Unless the context clearly requires otherwise, or unless otherwise defined in the Agreement for purposes of a specific reference, capitalized terms appearing in the Agreement shall have the meaning given them in the Software License Agreement with Client or the following meaning:
“Client Data” shall mean the information, instructions and data, in whatever form, that is entered into the Game by Client, representatives of Client, or others on behalf of Client.
“Code” shall mean computer-programming code. “Code” may consist of “Object Code” or “Source Code” and, if not otherwise specified, Code shall include both Object Code and Source Code. “Object Code” shall mean the machine-readable form of a program. “Source Code” shall mean the human readable form of the Code and related system documentation, including all comments and any procedural code such as job control language.

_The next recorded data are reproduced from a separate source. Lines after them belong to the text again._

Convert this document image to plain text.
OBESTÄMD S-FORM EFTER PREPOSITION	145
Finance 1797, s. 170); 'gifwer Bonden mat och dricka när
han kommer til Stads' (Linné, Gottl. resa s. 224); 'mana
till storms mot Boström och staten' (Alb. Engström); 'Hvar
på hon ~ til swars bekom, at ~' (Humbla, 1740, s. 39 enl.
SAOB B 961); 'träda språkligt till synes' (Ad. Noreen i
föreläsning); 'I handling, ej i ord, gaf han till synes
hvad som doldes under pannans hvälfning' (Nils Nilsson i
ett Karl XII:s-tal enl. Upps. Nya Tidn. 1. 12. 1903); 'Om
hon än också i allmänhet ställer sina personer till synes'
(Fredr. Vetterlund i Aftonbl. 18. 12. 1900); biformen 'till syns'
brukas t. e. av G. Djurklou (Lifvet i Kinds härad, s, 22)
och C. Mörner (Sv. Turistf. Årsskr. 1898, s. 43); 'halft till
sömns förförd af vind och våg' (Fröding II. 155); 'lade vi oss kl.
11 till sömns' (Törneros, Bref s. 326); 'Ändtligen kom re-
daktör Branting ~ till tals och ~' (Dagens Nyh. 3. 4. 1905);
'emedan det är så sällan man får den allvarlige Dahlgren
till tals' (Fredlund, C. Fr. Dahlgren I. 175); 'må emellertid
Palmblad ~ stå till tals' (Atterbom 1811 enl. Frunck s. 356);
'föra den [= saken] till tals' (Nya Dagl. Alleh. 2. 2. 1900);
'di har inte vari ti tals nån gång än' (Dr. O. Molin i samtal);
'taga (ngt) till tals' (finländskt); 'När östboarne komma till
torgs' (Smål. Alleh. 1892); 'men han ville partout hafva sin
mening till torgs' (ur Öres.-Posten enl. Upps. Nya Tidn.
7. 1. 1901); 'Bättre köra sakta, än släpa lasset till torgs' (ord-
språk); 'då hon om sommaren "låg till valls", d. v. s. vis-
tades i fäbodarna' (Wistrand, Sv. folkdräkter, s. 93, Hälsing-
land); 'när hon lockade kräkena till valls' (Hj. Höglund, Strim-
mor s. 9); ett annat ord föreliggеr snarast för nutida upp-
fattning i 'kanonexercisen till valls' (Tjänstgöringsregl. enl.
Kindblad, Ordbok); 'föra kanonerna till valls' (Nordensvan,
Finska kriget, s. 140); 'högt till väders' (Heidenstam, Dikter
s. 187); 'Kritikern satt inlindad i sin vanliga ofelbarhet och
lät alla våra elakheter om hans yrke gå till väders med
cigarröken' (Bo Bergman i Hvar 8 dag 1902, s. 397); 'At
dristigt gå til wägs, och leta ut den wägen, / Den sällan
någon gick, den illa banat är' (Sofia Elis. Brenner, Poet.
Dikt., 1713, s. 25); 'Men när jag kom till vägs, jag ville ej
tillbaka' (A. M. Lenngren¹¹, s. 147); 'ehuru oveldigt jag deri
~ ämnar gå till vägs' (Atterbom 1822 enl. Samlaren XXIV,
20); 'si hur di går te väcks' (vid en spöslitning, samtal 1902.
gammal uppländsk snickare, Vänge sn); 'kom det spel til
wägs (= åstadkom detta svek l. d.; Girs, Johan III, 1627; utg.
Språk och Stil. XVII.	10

“Intellectual Property Rights” shall mean collectively, any and all now known or hereafter known tangible or intangible rights with respect to inventions, discoveries, or improvements, including patents, patent applications and certificates of invention; trade secrets, know-how, or similar rights; semiconductor chip protection; the protection of works of authorship or expression, including copyrights and future copyright; and trademark, service marks, logos, and trade dress rights whether arising under common law or registered under state or federal law; and all other similar rights under any laws or international conventions throughout the world, including the right to apply for registrations, certificates, or renewals with respect thereto, the rights to prosecute, enforce and obtain damages.